Transposition of the great arteries
The root of the patients who have undergone the arterial switch operation can progressively dilate, leading to aortic regurgitation. The most frequent indication for an operation on the aortic root is by far the presence of increasing regurgitation. It has been well described that up to 35% of the neonates undergoing the arterial switch operation have a new onset of regurgitation after the procedure, even though this regurgitation is usually mild in these early stages of life (8). The likely mechanism of these new onset regurgitation is likely related to the transfer of the coronary buttons in the neo-aortic root, enlarging the sinuses and/or the sino-tubular junction. By the time these patients are discussed for redo surgery, they are usually in the adolescent years or older. All of these patients have suffered from long-standing regurgitation, and we have found a very high incidence of these patients to have, at the time of the redo surgery, not only prolapse of one of the leaflets, but also retraction of some of these cusps. Because of the retraction of the cusps, some of these patients require patch extension of one or more leaflets and we have found aortic valve-sparing surgery more disappointing in this subset of patients.
Outcomes
The results of aortic valve-sparing procedures have been reported to be varied in the literature. Roubertie and colleagues described their experience with 13 patients who underwent aortic valve-sparing procedures, reporting a low rate of freedom from reoperation (54% at 5 years) (9). Patel and colleagues reported on 44 patients with Marfan syndrome and Loeys-Dietz syndrome, with a mean age of ten years. There was no operative mortality, with two late deaths reported (6%). The freedom from aortic valve replacement or repair was 91.7%, 83.3%, and 74.1% at 1-, 3-, and 5-year follow-up after root remodeling (4). Fraser and colleagues reported data from a single institution of 100 consecutive cases of valve-sparing aortic root replacement performed between 1997 and 2017. The overall 1-, 5-, and 10-year survivals were 97%, 97%, and 88%, respectively. The freedom from reintervention with the reimplantation technique at 5 and 10 years was 94.5% and 78.6%, respectively (3). It seems clear that in our experience and those of others, the rate of failure of aortic valve-sparing procedure in the pediatric population is worse than in the adult counterpart with a quarter of these patients facing failure within 5 to 10 years. There may be several reasons for this finding.

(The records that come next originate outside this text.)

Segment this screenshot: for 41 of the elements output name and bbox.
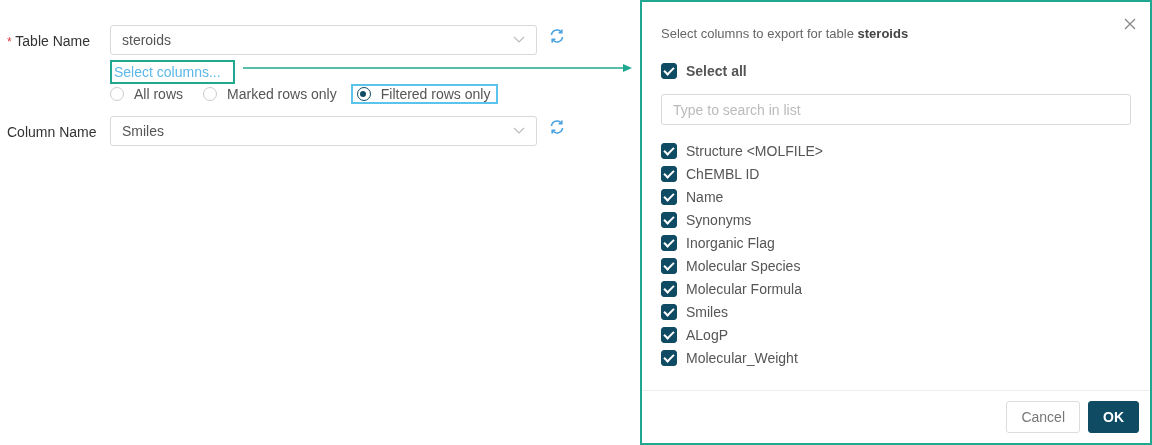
checkbox-label: ChEMBL ID bbox=[686, 165, 760, 182]
checkbox-label: Molecular Species bbox=[686, 257, 801, 274]
checkbox-label: Structure <MOLFILE> bbox=[686, 142, 823, 159]
select-field[interactable]: steroids bbox=[110, 25, 537, 55]
select-value: steroids bbox=[122, 32, 172, 48]
field-label: Column Name bbox=[7, 124, 97, 140]
cancel-button[interactable]: Cancel bbox=[1006, 401, 1080, 433]
select-field[interactable]: Smiles bbox=[110, 116, 537, 146]
checkbox-label: Name bbox=[686, 188, 724, 205]
checkbox[interactable] bbox=[661, 257, 677, 274]
checkbox[interactable] bbox=[661, 142, 677, 159]
checkbox[interactable] bbox=[661, 62, 677, 79]
checkbox-label: Smiles bbox=[686, 303, 728, 320]
checkbox[interactable] bbox=[661, 211, 677, 228]
checkbox-label: Synonyms bbox=[686, 211, 752, 228]
search-field[interactable]: Type to search in list bbox=[661, 94, 1131, 125]
checkbox[interactable] bbox=[661, 303, 677, 320]
checkbox[interactable] bbox=[661, 165, 677, 182]
radio-option[interactable]: All rows bbox=[110, 84, 189, 104]
checkbox[interactable] bbox=[661, 349, 677, 366]
refresh-icon[interactable] bbox=[549, 119, 565, 135]
checkbox[interactable] bbox=[661, 234, 677, 251]
select-value: Smiles bbox=[122, 123, 164, 139]
checkbox-label: ALogP bbox=[686, 326, 729, 343]
dialog-title: Select columns to export for table steroids bbox=[661, 26, 910, 41]
checkbox-label: Select all bbox=[686, 62, 747, 79]
radio-option[interactable]: Filtered rows only bbox=[350, 84, 499, 104]
checkbox-label: Molecular Formula bbox=[686, 280, 802, 297]
ok-button[interactable]: OK bbox=[1088, 401, 1139, 433]
checkbox-label: Molecular_Weight bbox=[686, 349, 798, 366]
required-mark: * bbox=[7, 35, 12, 49]
field-label: Table Name bbox=[15, 33, 90, 49]
refresh-icon[interactable] bbox=[549, 28, 565, 44]
chevron-down-icon bbox=[513, 127, 525, 135]
radio-option[interactable]: Marked rows only bbox=[203, 84, 343, 104]
checkbox[interactable] bbox=[661, 326, 677, 343]
close-icon[interactable] bbox=[1124, 18, 1136, 30]
chevron-down-icon bbox=[513, 36, 525, 44]
checkbox[interactable] bbox=[661, 188, 677, 205]
checkbox[interactable] bbox=[661, 280, 677, 297]
checkbox-label: Inorganic Flag bbox=[686, 234, 775, 251]
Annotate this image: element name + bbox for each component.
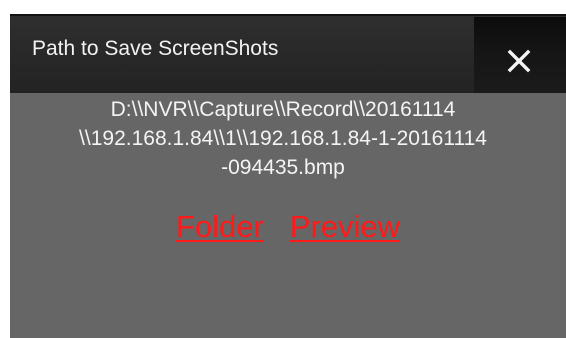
title-bar: Path to Save ScreenShots bbox=[10, 14, 566, 93]
dialog-title: Path to Save ScreenShots bbox=[32, 37, 279, 60]
save-screenshot-dialog: Path to Save ScreenShots D:\\NVR\\Captur… bbox=[10, 14, 566, 338]
saved-file-path: D:\\NVR\\Capture\\Record\\20161114 \\192… bbox=[10, 95, 566, 182]
preview-link[interactable]: Preview bbox=[290, 209, 400, 244]
folder-link[interactable]: Folder bbox=[176, 209, 264, 244]
action-links: Folder Preview bbox=[10, 209, 566, 245]
close-button[interactable] bbox=[474, 17, 566, 93]
path-line-1: D:\\NVR\\Capture\\Record\\20161114 bbox=[110, 98, 456, 121]
screenshot-frame: Path to Save ScreenShots D:\\NVR\\Captur… bbox=[0, 0, 566, 338]
path-line-3: -094435.bmp bbox=[221, 156, 345, 179]
close-icon bbox=[507, 49, 531, 73]
path-line-2: \\192.168.1.84\\1\\192.168.1.84-1-201611… bbox=[79, 127, 487, 150]
dialog-content: D:\\NVR\\Capture\\Record\\20161114 \\192… bbox=[10, 94, 566, 338]
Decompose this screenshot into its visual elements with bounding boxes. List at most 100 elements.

One should understand that techniques of aortic valve-sparing operations are often more complex and less easily standardized than in their adult counterparts. Ideally, surgeons should be confident in the practice of aortic valve-sparing surgery in adults before applying these techniques in the pediatric population and be especially proficient in the additional corrective procedures on the leaflets which are often necessary after the root is reconstructed. Once technical barriers are mastered, it seems that aortic valve-sparing procedures in children can provide similar results than those observed in adults provided that the quality of the leaflet tissue is not too severely compromised. Additionally, the aortic valve leaflets of those in the pediatric population seem to be more dysplastic than those found in the adults. In particular, patients who have been subjected to long-standing regurgitation such as those who had arterial switch operations often have retracted thickened leaflets which will be prone to failure.
In conclusion, aortic valve-sparing surgery can be performed in the pediatric population with success but require an experienced surgeon as these valves are often dysplastic or distorted and the aortic valve leaflets require additional procedures.
Acknowledgments
Funding: None.
Footnote
Conflicts of Interest: The authors have no conflicts of interest to declare.